Denn im Grunde war es unwichtig, ob ich einer Wirklichkeit oder Realität folgte. Wichtig war dann mein Ergebnis, das dann wiederum ihren Einfluss auf all die anderen Leben um mich herum nahm. Die Wichtigkeit einer Unterscheidung war lediglich dann gegeben, wenn mein buntes Bild eine solche Schieflage verursachte, dass auf einer geraden Strecke plötzlich Umwege erschienen, die überhaupt nicht notwendig waren. Ich könnte durchmarschieren mit einem festen und geraden Sinn, der all die Probleme beiseiteschob oder sogar besser, diese als nichtig erklärte und meinen Blick auf den Horizont richten ließ. Denn dort zog sich das Universum zu einem Gesamtbild zusammen: Die Welt und ich oder ich und die Welt und irgendwann einfach nur „die Welt“.

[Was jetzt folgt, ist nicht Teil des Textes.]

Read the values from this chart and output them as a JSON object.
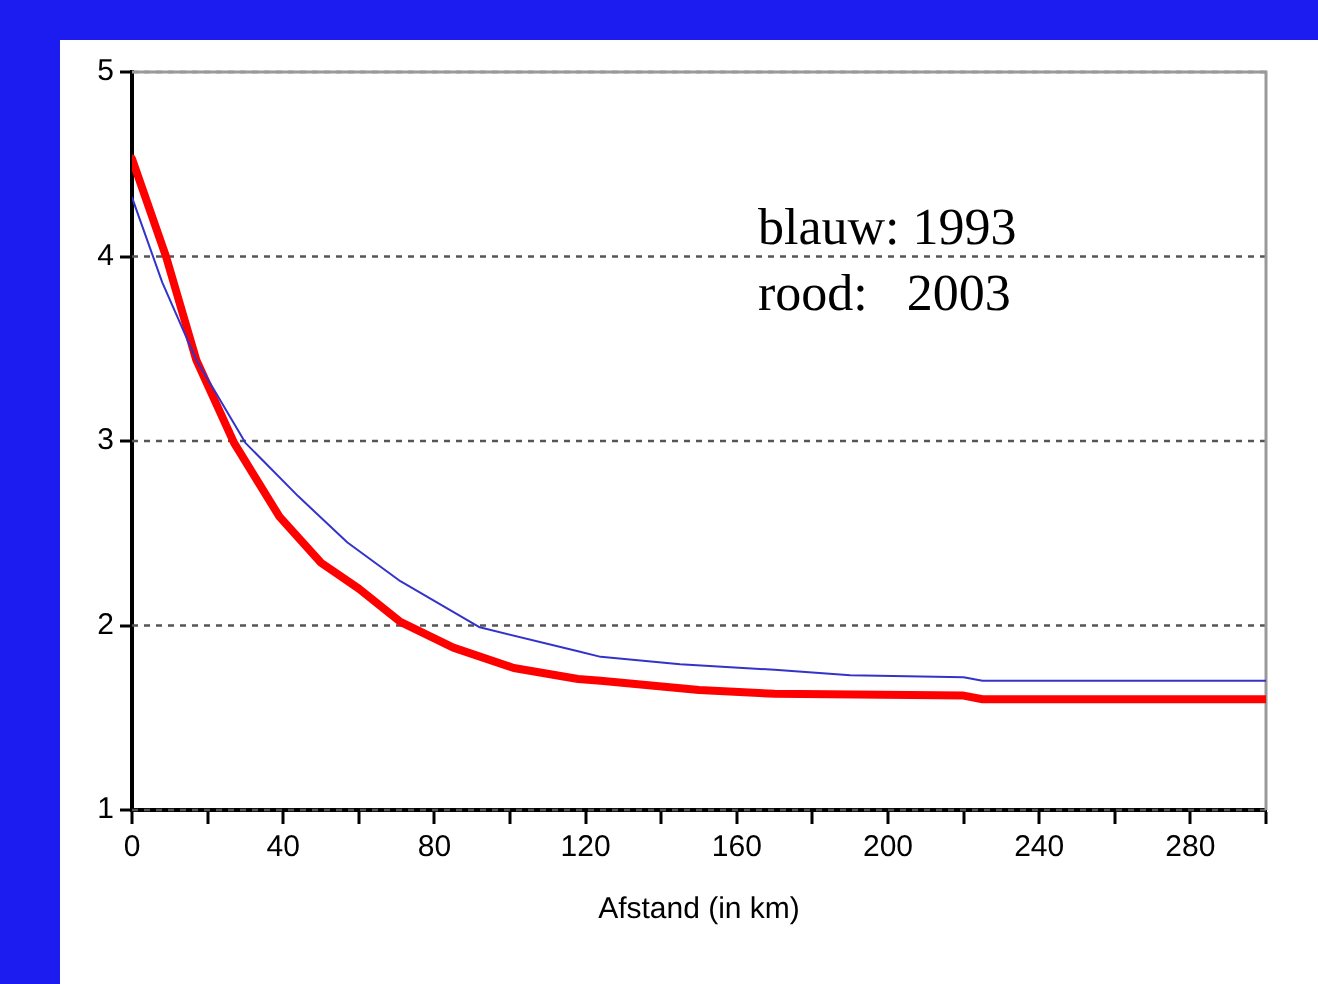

Ein Umstand wird erst zu einem Problem, wenn man es zum Selbigen erklärt!

Angenommen, die Welt bliebe auch bestehen, wenn ich mit meinen Gedanken dazu überginge, die Betrachtung von oben in meine Beurteilung einfließen zu lassen. Mein Handeln wäre anders. Es könnte freier agieren. Das wäre gut…Das war gut und fühlte sich gut an.

Meine Kaffeekanne besaß keinen Tropfen mehr, die Sonnenscheibe verschwand bereits hinterm Horizont und doch verblieb sie in mir, um mich zu tragen.

Langsam stand ich auf. Ich würde jetzt beginnen. Genau an dieser Stelle würde ich diese Worte hinter meinen Seelen-Spiegel klemmen, um sie immer wieder zu betrachten. Denn die Erinnerung an das Besondere war der Schlüssel, der uns das nächste Tor mit weitem Schwung öffnete. Und ich wollte immer einen Blick dahinter werfen! Denn…

…Stufen fanden sich überall. Die Sicht war einfach besser!

 

Anm. z. Titel:

Manchmal brauchten wir einen Schubser von außen, um die Wege zu erkennen, die immer schon da waren.